Relevance to Ancient Israel-

• This stele is sometimes called the “Israel Stele” because it contains the earliest extra-biblical reference to Israel as a people. Since the Pharaoh of the Exodus has often been identified with Ramesses II, Merneptah was his successor, and because the stele names the people of Israel in the land of Canaan, the stele corroborates the biblical timeframe of the Israelite Settlement.

• In terms of historical reliability, this stele is an excellent example of one type of New Kingdom monumental public record–the triumphal hymn inscription—and leaves no doubt as to the veracity of the non-supernatural information presented in it. As for the word ‘Israel,’ although there have been arguments to the contrary, the reading is virtually certain. First, it is the simplest reading of the hieroglyphic characters. Second, throughout the inscription, the scribe marked non-personal proper names (including the well-known Biblical sites of Ashkelon and Gezer) as place-names, but he marked only Israel as an ethnic group. The ‘marker’ is a special character added at the end of the word, known as a determinative, or a semantic category marker. Though they have no phonological value (they aren’t pronounced), determinatives are commonly used in Egyptian hieroglyphic script after nouns to help the reader quickly establish the meaning of that word. Although determinatives were not completely standardized, the contrast between the determinative used for “Israel” and those used for the city names makes it almost certain that Israel was considered a people.
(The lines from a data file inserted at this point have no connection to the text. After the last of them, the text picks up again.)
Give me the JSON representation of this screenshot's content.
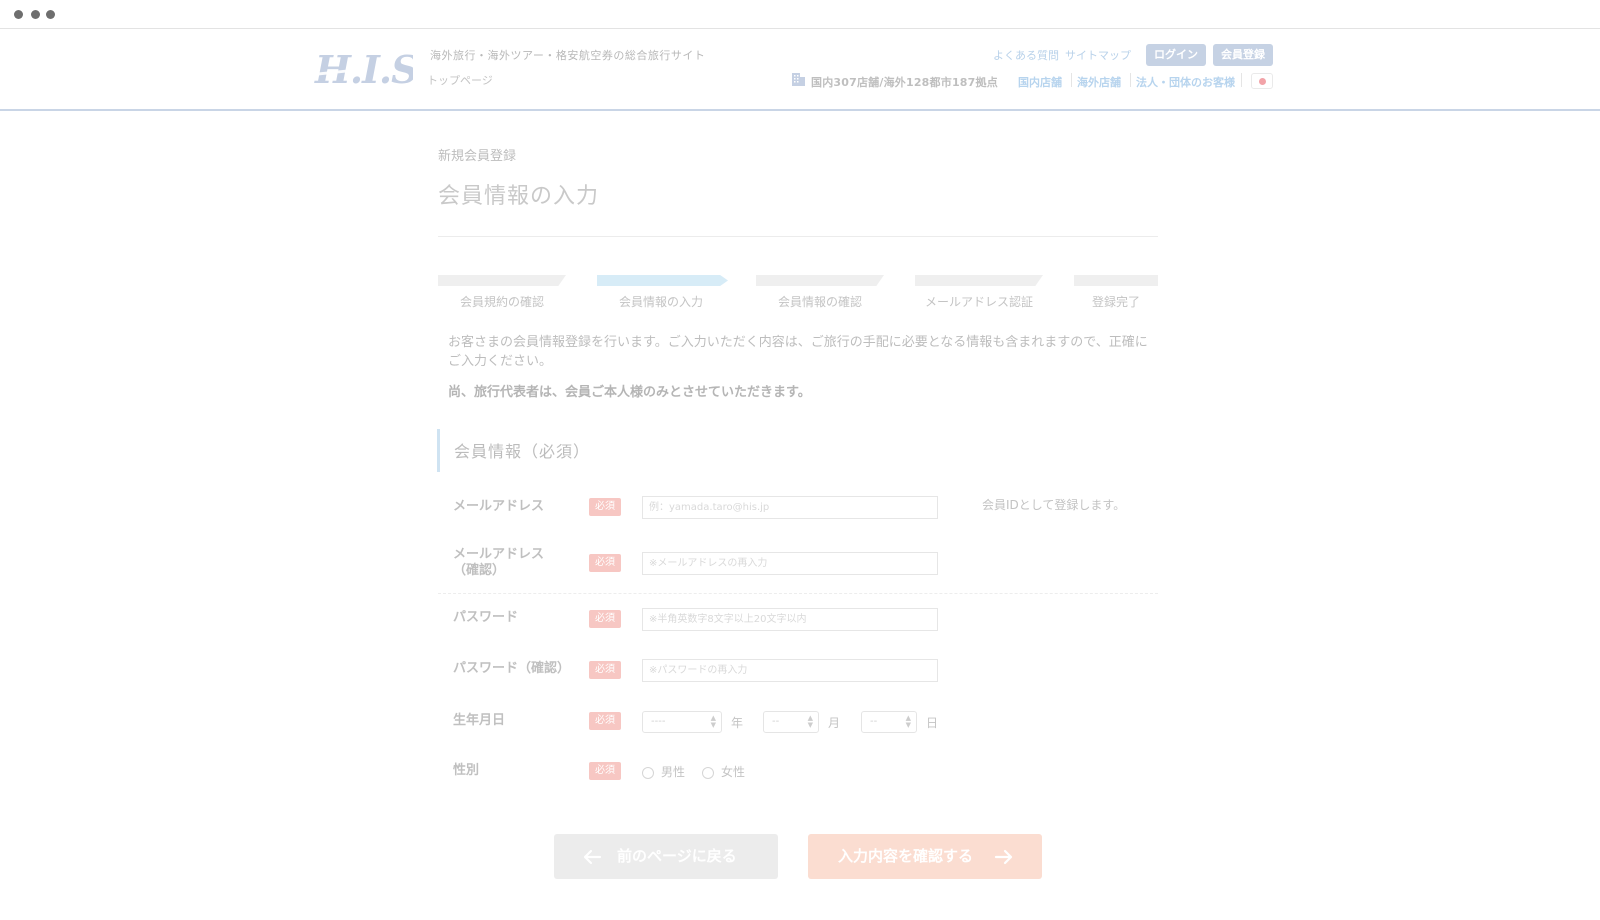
{
  "header": {
    "tagline": "海外旅行・海外ツアー・格安航空券の総合旅行サイト",
    "top_page": "トップページ",
    "faq": "よくある質問",
    "sitemap": "サイトマップ",
    "login": "ログイン",
    "register": "会員登録",
    "stores_count": "国内307店舗/海外128都市187拠点",
    "domestic_stores": "国内店舗",
    "overseas_stores": "海外店舗",
    "corporate": "法人・団体のお客様"
  },
  "page": {
    "breadcrumb": "新規会員登録",
    "title": "会員情報の入力"
  },
  "steps": [
    {
      "label": "会員規約の確認",
      "active": false
    },
    {
      "label": "会員情報の入力",
      "active": true
    },
    {
      "label": "会員情報の確認",
      "active": false
    },
    {
      "label": "メールアドレス認証",
      "active": false
    },
    {
      "label": "登録完了",
      "active": false
    }
  ],
  "intro": {
    "text": "お客さまの会員情報登録を行います。ご入力いただく内容は、ご旅行の手配に必要となる情報も含まれますので、正確にご入力ください。",
    "bold": "尚、旅行代表者は、会員ご本人様のみとさせていただきます。"
  },
  "section": {
    "title": "会員情報（必須）"
  },
  "form": {
    "required_badge": "必須",
    "email_label": "メールアドレス",
    "email_placeholder": "例：yamada.taro@his.jp",
    "email_note": "会員IDとして登録します。",
    "email_confirm_label_1": "メールアドレス",
    "email_confirm_label_2": "（確認）",
    "email_confirm_placeholder": "※メールアドレスの再入力",
    "password_label": "パスワード",
    "password_placeholder": "※半角英数字8文字以上20文字以内",
    "password_confirm_label": "パスワード（確認）",
    "password_confirm_placeholder": "※パスワードの再入力",
    "birthdate_label": "生年月日",
    "year_value": "----",
    "year_unit": "年",
    "month_value": "--",
    "month_unit": "月",
    "day_value": "--",
    "day_unit": "日",
    "gender_label": "性別",
    "male": "男性",
    "female": "女性"
  },
  "buttons": {
    "back": "前のページに戻る",
    "confirm": "入力内容を確認する"
  },
  "colors": {
    "logo": "#c5d0e3",
    "active_step": "#d7ecf7",
    "required_badge": "#f7c7c3",
    "confirm_button": "#fbddd1",
    "back_button": "#ececec"
  }
}
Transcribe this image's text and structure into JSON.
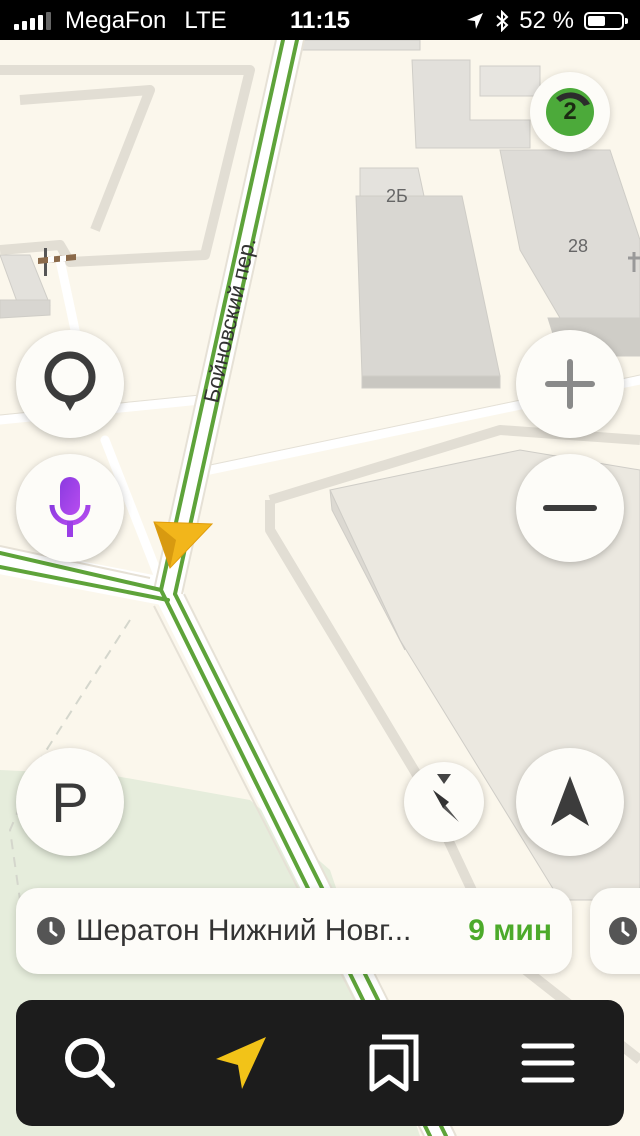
{
  "status_bar": {
    "carrier": "MegaFon",
    "network": "LTE",
    "time": "11:15",
    "battery": "52 %",
    "battery_level": 0.52
  },
  "map": {
    "street_label": "Бойновский пер.",
    "building_labels": [
      "2Б",
      "28"
    ],
    "colors": {
      "background": "#fbf7ec",
      "route": "#5ea33a",
      "road": "#ffffff",
      "building": "#d9d7d2",
      "park": "#e6eddc",
      "cursor": "#f2b61b"
    }
  },
  "traffic_badge": {
    "value": "2",
    "color": "#4caa3a"
  },
  "controls": {
    "search_pin": "map-pin-icon",
    "voice": "microphone-icon",
    "zoom_in": "plus-icon",
    "zoom_out": "minus-icon",
    "parking": "P",
    "compass": "compass-icon",
    "locate": "navigation-arrow-icon"
  },
  "route_card": {
    "destination": "Шератон Нижний Новг...",
    "eta": "9 мин"
  },
  "bottom_nav": {
    "search": "search-icon",
    "navigator": "navigator-arrow-icon",
    "bookmarks": "bookmarks-icon",
    "menu": "menu-icon"
  }
}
• In addition to the word “Israel,” the phrase that follows, “Israel is wasted, its grain is not,” is important in fully understanding what the scribe thought of Israel. In Egyptian military descriptions, “its grain is not” is a frequently used description of conquered places and seems to refer to the common ancient practice of the victorious army ruining the crops and food storage of the conquered people, along with taking whatever provisions it needed. Coupled with the use of the determinative, we gain a picture of Ancient Israel as a settled, agricultural community in the hill territory of Palestine that did not yet have any major city centers at the end of the 13th century BCE. This is consistent with what we find in the Bible.

Flinders_Petrie (3)

Sir Flinders Petrie

Circumstances of Discovery and Acquisition- The stele was discovered along the southern wall of the first courtyard in the mortuary temple of Pharaoh Merneptah in Thebes in 1896 by Sir Flinders Petrie. After the stele was read, Petrie keenly observed, “This stele will be better known in the world than anything else I have found.” The duplicate stele was left in place in the temple at Karnak. It lies near where it originally stood in the Cours de la Cachette, or Court of the Hiding Places, next to an inscription on the wall describing Merneptah’s battle against the Libyans and Sea Peoples. The outer western wall is covered with reliefs of 19th dynasty Egyptian battle scenes, some of which have been identified as possibly Merneptah’s.